Mask-Shifting-Based Projection Lithography for Microlens Array Fabrication

Microlens arrays play a critical role in enhancing imaging systems due to their outstanding optical performance, compact size, and lightweight nature. However, traditional fabrication methods for microlens arrays suffer from low precision, inefficiency, high costs, and a lack of adequate surface figure control. In this paper, we present a novel approach for microlens array fabrication, using a projection lithography process with mask-shifting. The method employs a 0.2× projection objective lens to enhance linewidth resolution. By employing a projection-based mask-shift filtering technique, we achieve superior surface figure accuracy while reducing the complexity of mask preparation.
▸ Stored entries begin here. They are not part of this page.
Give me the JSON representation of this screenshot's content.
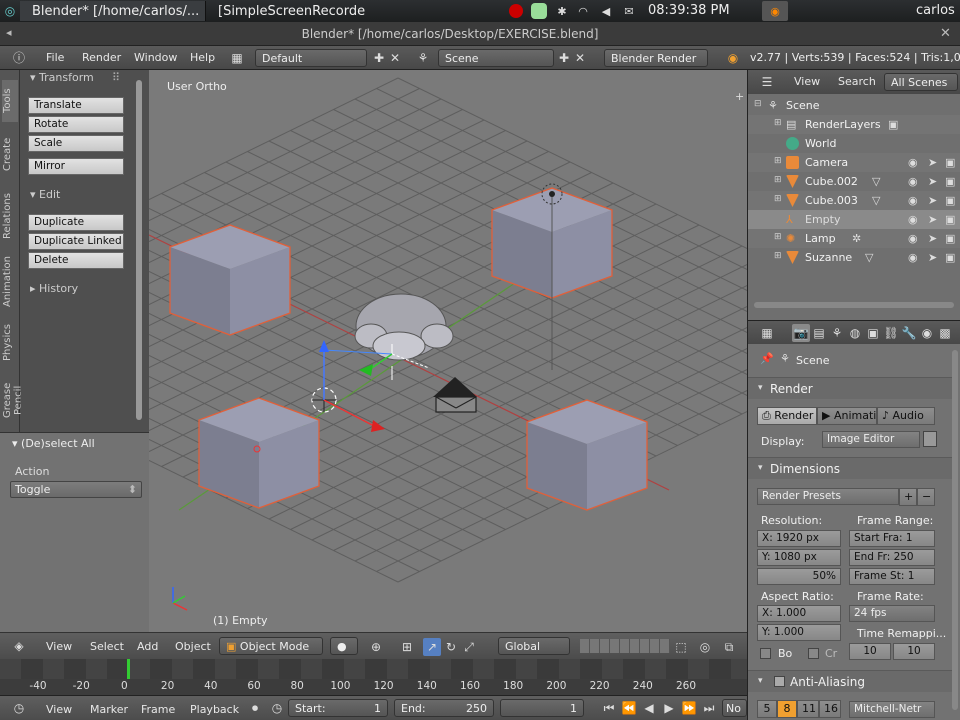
{
  "taskbar": {
    "task1": "Blender* [/home/carlos/...",
    "task2": "[SimpleScreenRecorder]",
    "clock": "08:39:38 PM",
    "user": "carlos"
  },
  "window": {
    "title": "Blender* [/home/carlos/Desktop/EXERCISE.blend]"
  },
  "infobar": {
    "menus": [
      "File",
      "Render",
      "Window",
      "Help"
    ],
    "layout": "Default",
    "scene": "Scene",
    "engine": "Blender Render",
    "stats": "v2.77 | Verts:539 | Faces:524 | Tris:1,016 | O"
  },
  "toolshelf": {
    "tabs": [
      "Tools",
      "Create",
      "Relations",
      "Animation",
      "Physics",
      "Grease Pencil"
    ],
    "transform_header": "Transform",
    "transform_buttons": [
      "Translate",
      "Rotate",
      "Scale"
    ],
    "mirror": "Mirror",
    "edit_header": "Edit",
    "edit_buttons": [
      "Duplicate",
      "Duplicate Linked",
      "Delete"
    ],
    "history_header": "History"
  },
  "operator_panel": {
    "title": "(De)select All",
    "action_label": "Action",
    "action_value": "Toggle"
  },
  "viewport": {
    "view_label": "User Ortho",
    "object_label": "(1) Empty"
  },
  "view_header": {
    "menus": [
      "View",
      "Select",
      "Add",
      "Object"
    ],
    "mode": "Object Mode",
    "orientation": "Global"
  },
  "timeline": {
    "ticks": [
      "-40",
      "-20",
      "0",
      "20",
      "40",
      "60",
      "80",
      "100",
      "120",
      "140",
      "160",
      "180",
      "200",
      "220",
      "240",
      "260"
    ],
    "menus": [
      "View",
      "Marker",
      "Frame",
      "Playback"
    ],
    "start_label": "Start:",
    "start_value": "1",
    "end_label": "End:",
    "end_value": "250",
    "current_frame": "1",
    "no_sync": "No"
  },
  "outliner": {
    "menus": [
      "View",
      "Search"
    ],
    "filter": "All Scenes",
    "items": [
      {
        "label": "Scene"
      },
      {
        "label": "RenderLayers"
      },
      {
        "label": "World"
      },
      {
        "label": "Camera"
      },
      {
        "label": "Cube.002"
      },
      {
        "label": "Cube.003"
      },
      {
        "label": "Empty"
      },
      {
        "label": "Lamp"
      },
      {
        "label": "Suzanne"
      }
    ]
  },
  "properties": {
    "context": "Scene",
    "render_section": "Render",
    "render_tabs": [
      "Render",
      "Animatio",
      "Audio"
    ],
    "display_label": "Display:",
    "display_value": "Image Editor",
    "dimensions_section": "Dimensions",
    "render_presets": "Render Presets",
    "resolution_label": "Resolution:",
    "res_x": "X:  1920 px",
    "res_y": "Y:  1080 px",
    "res_pct": "50%",
    "frame_range_label": "Frame Range:",
    "start_frame": "Start Fra:  1",
    "end_frame": "End Fr:  250",
    "frame_step": "Frame St:  1",
    "aspect_label": "Aspect Ratio:",
    "aspect_x": "X:      1.000",
    "aspect_y": "Y:      1.000",
    "frame_rate_label": "Frame Rate:",
    "fps": "24 fps",
    "time_remap_label": "Time Remappi...",
    "remap_old": "10",
    "remap_new": "10",
    "border_label": "Bo",
    "crop_label": "Cr",
    "aa_section": "Anti-Aliasing",
    "aa_samples": [
      "5",
      "8",
      "11",
      "16"
    ],
    "aa_filter": "Mitchell-Netr"
  },
  "colors": {
    "viewport_bg": "#7a7a7a",
    "selection_outline": "#e0603a",
    "accent_orange": "#f0a030"
  }
}
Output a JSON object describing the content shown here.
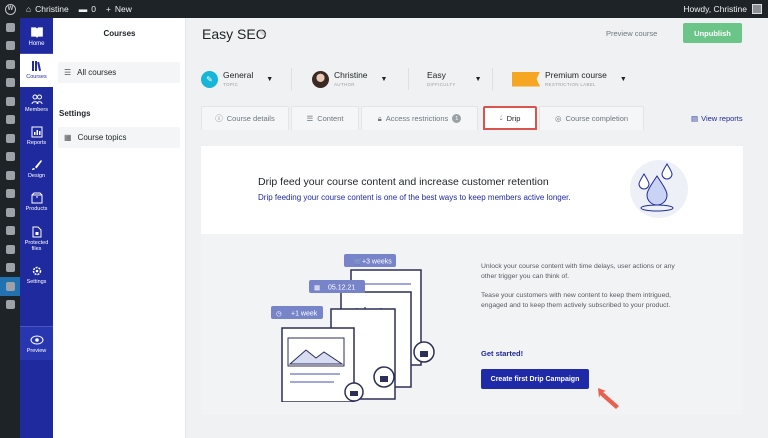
{
  "wpbar": {
    "site": "Christine",
    "comments": "0",
    "new": "New",
    "howdy": "Howdy, Christine"
  },
  "mp_nav": {
    "home": "Home",
    "items": [
      "Courses",
      "Members",
      "Reports",
      "Design",
      "Products",
      "Protected files",
      "Settings"
    ],
    "preview": "Preview"
  },
  "subnav": {
    "title": "Courses",
    "all_courses": "All courses",
    "settings_header": "Settings",
    "course_topics": "Course topics"
  },
  "header": {
    "title": "Easy SEO",
    "preview": "Preview course",
    "unpublish": "Unpublish"
  },
  "meta": [
    {
      "label": "General",
      "sub": "TOPIC"
    },
    {
      "label": "Christine",
      "sub": "AUTHOR"
    },
    {
      "label": "Easy",
      "sub": "DIFFICULTY"
    },
    {
      "label": "Premium course",
      "sub": "RESTRICTION LABEL"
    }
  ],
  "tabs": {
    "details": "Course details",
    "content": "Content",
    "access": "Access restrictions",
    "access_count": "1",
    "drip": "Drip",
    "completion": "Course completion",
    "view_reports": "View reports"
  },
  "drip": {
    "heading": "Drip feed your course content and increase customer retention",
    "subheading": "Drip feeding your course content is one of the best ways to keep members active longer.",
    "para1": "Unlock your course content with time delays, user actions or any other trigger you can think of.",
    "para2": "Tease your customers with new content to keep them intrigued, engaged and to keep them actively subscribed to your product.",
    "get_started": "Get started!",
    "cta": "Create first Drip Campaign",
    "tag1": "+3 weeks",
    "tag2": "05.12.21",
    "tag3": "+1 week"
  },
  "colors": {
    "brand": "#1f2a9e",
    "unpublish": "#6bc488",
    "highlight": "#d9534f"
  }
}
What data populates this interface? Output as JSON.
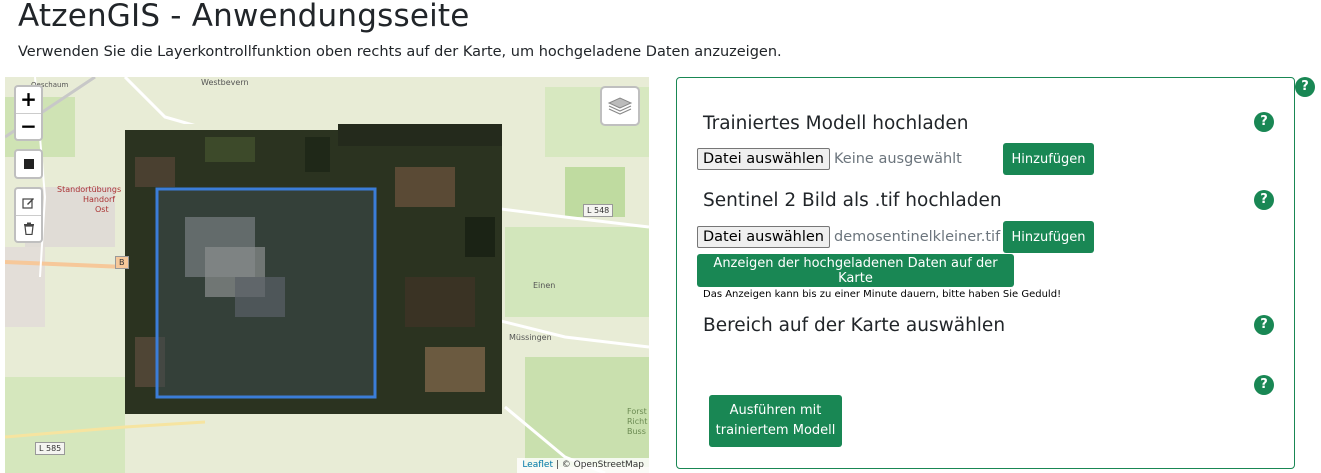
{
  "page": {
    "title": "AtzenGIS - Anwendungsseite",
    "subtitle": "Verwenden Sie die Layerkontrollfunktion oben rechts auf der Karte, um hochgeladene Daten anzuzeigen."
  },
  "map": {
    "zoom_in_label": "+",
    "zoom_out_label": "−",
    "attribution_link": "Leaflet",
    "attribution_text": "| © OpenStreetMap",
    "place_labels": {
      "westbevern": "Westbevern",
      "standortubungsplatz": "Standortübungs",
      "handorf": "Handorf",
      "ost": "Ost",
      "einen": "Einen",
      "mussingen": "Müssingen",
      "forst": "Forst",
      "richt": "Richt",
      "buss": "Buss",
      "oesch": "Oeschaum"
    },
    "road_tags": {
      "l548": "L 548",
      "l585": "L 585",
      "b": "B"
    },
    "colors": {
      "base": "#e9ecd9",
      "raster_dark": "#2b3320",
      "selection": "#3b7dd8"
    }
  },
  "panel": {
    "help_label": "?",
    "model_section": {
      "title": "Trainiertes Modell hochladen",
      "file_button": "Datei auswählen",
      "file_name": "Keine ausgewählt",
      "add_button": "Hinzufügen"
    },
    "sentinel_section": {
      "title": "Sentinel 2 Bild als .tif hochladen",
      "file_button": "Datei auswählen",
      "file_name": "demosentinelkleiner.tif",
      "add_button": "Hinzufügen",
      "show_button": "Anzeigen der hochgeladenen Daten auf der Karte",
      "note": "Das Anzeigen kann bis zu einer Minute dauern, bitte haben Sie Geduld!"
    },
    "area_section": {
      "title": "Bereich auf der Karte auswählen"
    },
    "run_button_line1": "Ausführen mit",
    "run_button_line2": "trainiertem Modell"
  },
  "colors": {
    "accent": "#198754"
  }
}
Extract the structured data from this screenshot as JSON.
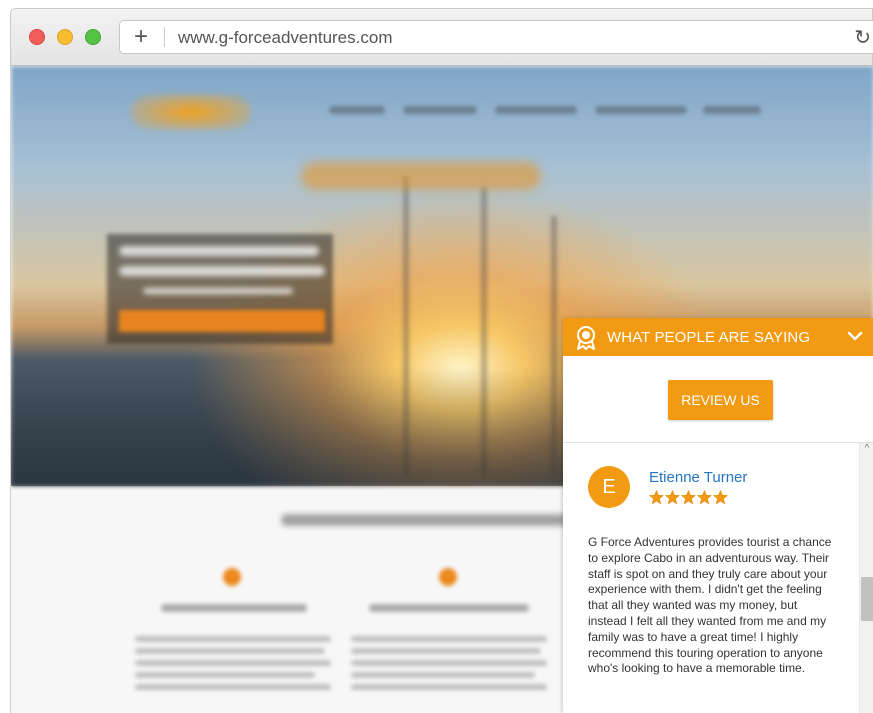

The experimental results for four microlenses with different aperture sizes demonstrate surface figure accuracy in the submicron range and surface roughness at the nanometer level. In addition, 3D profilometer scanning equipment was employed to measure the surface roughness of these microlens arrays, and the measurement results of these microlens arrays processed using the proposed method for their surface roughness are 18.4 nm, 29.6 nm, 34.4 nm, and 56.1 nm. Our findings indicate that this method holds great potential in microlens array fabrication, offering the ability to achieve lower linewidths and higher surface figure accuracy compared to conventional methods.